この間に上野では彰義隊と新政府軍の衝突が起こり、これに呼応する形で遊撃隊は江戸を目指して進軍を開始します。箱根の関所で小田原藩と戦闘に入りますが、この時小田原藩は佐幕へと方針を転換して遊撃隊と協力することとします。

ところが彰義隊が1日で壊滅したために再び小田原藩が方針転換して新政府側に立ち、5月26日に遊撃隊と小田原藩を含めた新政府軍が激突する事態になります。この戦いで遊撃隊は敗北し、残存兵力は5月28日に榎本艦隊に回収されて館山へ帰還。房総諸藩の兵はここで解散し、それ以外は奥州へと転進していきます。

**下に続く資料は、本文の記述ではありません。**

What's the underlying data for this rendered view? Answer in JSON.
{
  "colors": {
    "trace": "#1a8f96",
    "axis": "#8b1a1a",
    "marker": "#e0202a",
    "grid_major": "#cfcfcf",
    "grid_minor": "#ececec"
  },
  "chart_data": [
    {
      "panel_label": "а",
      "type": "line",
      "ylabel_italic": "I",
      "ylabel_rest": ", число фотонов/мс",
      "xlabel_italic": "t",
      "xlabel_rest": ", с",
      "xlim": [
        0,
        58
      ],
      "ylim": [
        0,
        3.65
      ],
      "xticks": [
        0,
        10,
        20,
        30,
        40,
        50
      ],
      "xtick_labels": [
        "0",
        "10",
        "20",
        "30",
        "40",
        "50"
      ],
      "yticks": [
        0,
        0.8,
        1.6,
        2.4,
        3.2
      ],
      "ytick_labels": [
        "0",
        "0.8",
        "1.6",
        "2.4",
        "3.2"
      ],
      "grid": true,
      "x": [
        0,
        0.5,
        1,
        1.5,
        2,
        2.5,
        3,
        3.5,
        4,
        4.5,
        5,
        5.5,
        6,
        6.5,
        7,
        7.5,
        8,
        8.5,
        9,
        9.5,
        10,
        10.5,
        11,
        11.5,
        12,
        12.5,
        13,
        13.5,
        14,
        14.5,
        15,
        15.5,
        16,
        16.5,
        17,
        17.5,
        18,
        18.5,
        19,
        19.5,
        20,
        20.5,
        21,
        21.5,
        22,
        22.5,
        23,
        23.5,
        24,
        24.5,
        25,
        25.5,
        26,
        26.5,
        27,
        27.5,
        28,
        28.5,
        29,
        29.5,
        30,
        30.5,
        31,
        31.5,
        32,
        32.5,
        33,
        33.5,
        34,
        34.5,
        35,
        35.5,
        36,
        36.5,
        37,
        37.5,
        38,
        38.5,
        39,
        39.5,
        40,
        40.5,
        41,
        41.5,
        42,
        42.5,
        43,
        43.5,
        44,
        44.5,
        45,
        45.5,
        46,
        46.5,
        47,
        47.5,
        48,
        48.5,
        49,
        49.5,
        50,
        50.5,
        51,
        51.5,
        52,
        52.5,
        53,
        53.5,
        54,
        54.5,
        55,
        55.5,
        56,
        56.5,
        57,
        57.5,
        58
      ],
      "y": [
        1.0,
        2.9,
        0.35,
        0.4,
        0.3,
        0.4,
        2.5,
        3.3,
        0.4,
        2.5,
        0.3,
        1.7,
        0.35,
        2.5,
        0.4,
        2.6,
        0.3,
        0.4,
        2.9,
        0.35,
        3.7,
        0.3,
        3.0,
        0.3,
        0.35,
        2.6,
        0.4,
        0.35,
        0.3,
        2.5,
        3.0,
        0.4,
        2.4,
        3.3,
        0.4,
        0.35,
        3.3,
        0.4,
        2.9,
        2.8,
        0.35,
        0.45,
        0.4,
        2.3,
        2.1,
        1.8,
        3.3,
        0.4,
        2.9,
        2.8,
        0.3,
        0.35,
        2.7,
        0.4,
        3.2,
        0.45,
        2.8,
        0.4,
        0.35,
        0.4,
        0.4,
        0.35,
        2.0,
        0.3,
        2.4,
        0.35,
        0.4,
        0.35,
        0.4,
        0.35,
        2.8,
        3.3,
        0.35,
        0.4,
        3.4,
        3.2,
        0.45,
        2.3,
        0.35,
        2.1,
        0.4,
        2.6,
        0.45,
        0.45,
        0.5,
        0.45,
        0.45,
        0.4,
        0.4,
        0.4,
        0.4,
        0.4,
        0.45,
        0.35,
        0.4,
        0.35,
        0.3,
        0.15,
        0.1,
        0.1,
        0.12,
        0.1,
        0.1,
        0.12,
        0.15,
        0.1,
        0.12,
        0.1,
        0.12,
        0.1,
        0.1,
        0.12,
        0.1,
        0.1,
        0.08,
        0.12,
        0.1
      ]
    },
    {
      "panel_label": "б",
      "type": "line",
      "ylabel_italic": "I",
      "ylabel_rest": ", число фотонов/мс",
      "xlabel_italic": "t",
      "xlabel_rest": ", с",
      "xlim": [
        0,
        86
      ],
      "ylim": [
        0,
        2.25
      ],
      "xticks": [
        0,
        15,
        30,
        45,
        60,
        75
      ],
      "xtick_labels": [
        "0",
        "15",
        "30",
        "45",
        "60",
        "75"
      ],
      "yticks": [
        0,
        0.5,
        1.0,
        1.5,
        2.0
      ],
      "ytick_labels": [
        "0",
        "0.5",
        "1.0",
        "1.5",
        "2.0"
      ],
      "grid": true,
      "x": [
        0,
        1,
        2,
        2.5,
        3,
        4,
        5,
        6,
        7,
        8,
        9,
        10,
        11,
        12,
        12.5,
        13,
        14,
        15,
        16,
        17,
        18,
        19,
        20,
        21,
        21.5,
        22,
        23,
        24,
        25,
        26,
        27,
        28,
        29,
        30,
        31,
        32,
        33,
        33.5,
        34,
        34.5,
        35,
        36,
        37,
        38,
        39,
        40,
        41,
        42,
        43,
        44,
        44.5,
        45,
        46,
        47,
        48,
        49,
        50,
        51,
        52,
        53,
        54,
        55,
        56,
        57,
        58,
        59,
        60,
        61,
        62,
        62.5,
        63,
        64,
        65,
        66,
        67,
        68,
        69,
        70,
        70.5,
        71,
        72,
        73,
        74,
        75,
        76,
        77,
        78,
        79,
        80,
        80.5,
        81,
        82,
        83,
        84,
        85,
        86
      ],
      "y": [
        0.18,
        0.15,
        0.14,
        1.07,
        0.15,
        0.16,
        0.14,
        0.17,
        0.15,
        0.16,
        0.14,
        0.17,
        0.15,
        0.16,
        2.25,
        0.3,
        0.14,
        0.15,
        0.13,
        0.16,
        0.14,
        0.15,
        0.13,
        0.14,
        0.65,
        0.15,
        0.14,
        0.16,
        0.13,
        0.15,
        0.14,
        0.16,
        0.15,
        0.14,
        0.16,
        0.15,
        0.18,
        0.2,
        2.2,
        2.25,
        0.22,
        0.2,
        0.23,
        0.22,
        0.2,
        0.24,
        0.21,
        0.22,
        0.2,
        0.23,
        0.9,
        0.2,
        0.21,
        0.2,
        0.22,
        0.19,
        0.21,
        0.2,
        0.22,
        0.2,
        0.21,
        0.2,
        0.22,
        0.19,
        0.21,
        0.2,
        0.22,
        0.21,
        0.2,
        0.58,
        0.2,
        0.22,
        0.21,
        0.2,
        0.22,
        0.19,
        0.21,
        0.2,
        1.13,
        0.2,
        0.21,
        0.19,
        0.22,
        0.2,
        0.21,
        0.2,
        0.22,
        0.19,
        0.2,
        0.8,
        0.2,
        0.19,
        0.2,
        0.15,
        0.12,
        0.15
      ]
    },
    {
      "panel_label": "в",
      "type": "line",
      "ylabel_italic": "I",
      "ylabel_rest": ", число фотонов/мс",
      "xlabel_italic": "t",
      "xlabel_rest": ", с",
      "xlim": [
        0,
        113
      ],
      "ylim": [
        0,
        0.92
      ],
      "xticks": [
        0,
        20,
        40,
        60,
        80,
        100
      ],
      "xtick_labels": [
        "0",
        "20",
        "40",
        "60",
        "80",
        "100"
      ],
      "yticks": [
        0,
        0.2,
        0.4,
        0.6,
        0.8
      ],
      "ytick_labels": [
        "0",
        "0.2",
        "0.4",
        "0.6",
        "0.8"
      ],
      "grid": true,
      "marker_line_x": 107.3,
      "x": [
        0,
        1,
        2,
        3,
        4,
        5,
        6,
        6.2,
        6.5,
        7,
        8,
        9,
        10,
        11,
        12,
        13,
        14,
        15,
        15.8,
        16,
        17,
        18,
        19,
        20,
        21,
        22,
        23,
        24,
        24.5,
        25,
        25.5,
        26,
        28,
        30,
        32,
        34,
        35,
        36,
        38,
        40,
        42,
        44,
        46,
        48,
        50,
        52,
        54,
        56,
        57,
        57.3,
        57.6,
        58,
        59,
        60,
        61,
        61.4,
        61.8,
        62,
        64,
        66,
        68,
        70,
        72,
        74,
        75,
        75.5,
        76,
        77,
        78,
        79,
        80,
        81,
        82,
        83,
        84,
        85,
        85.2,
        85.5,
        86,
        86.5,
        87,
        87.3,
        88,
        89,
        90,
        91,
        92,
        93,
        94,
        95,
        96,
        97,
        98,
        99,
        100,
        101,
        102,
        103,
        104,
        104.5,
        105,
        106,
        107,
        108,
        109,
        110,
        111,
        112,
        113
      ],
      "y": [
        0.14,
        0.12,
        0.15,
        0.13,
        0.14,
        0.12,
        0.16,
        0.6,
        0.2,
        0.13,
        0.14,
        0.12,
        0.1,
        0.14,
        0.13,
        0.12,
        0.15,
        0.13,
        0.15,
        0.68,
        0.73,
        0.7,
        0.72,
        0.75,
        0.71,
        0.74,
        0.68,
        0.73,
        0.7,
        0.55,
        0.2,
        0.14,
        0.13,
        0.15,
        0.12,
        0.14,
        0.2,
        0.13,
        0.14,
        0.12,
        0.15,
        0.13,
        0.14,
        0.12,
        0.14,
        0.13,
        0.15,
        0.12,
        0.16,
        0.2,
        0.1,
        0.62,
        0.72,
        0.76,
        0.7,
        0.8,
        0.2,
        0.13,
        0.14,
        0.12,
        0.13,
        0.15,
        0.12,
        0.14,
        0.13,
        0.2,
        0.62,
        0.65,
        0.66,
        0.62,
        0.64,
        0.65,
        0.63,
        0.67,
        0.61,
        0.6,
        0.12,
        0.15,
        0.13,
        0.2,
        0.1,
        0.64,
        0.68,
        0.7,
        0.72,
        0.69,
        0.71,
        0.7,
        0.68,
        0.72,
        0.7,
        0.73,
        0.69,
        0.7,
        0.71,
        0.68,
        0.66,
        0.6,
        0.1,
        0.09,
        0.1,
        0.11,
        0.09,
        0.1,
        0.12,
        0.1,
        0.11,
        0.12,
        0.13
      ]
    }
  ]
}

勝山藩兵は遊撃隊の第一軍一番小隊に配され、先頭の最前線にいたことから戦死16名、戦傷10名、行方不明2名と壊滅状態となり、健在なものは僅か3名。負傷者も含めた13名の生き残りのうち、代表者2名は遊撃隊に従った罪で切腹という悲劇となりました。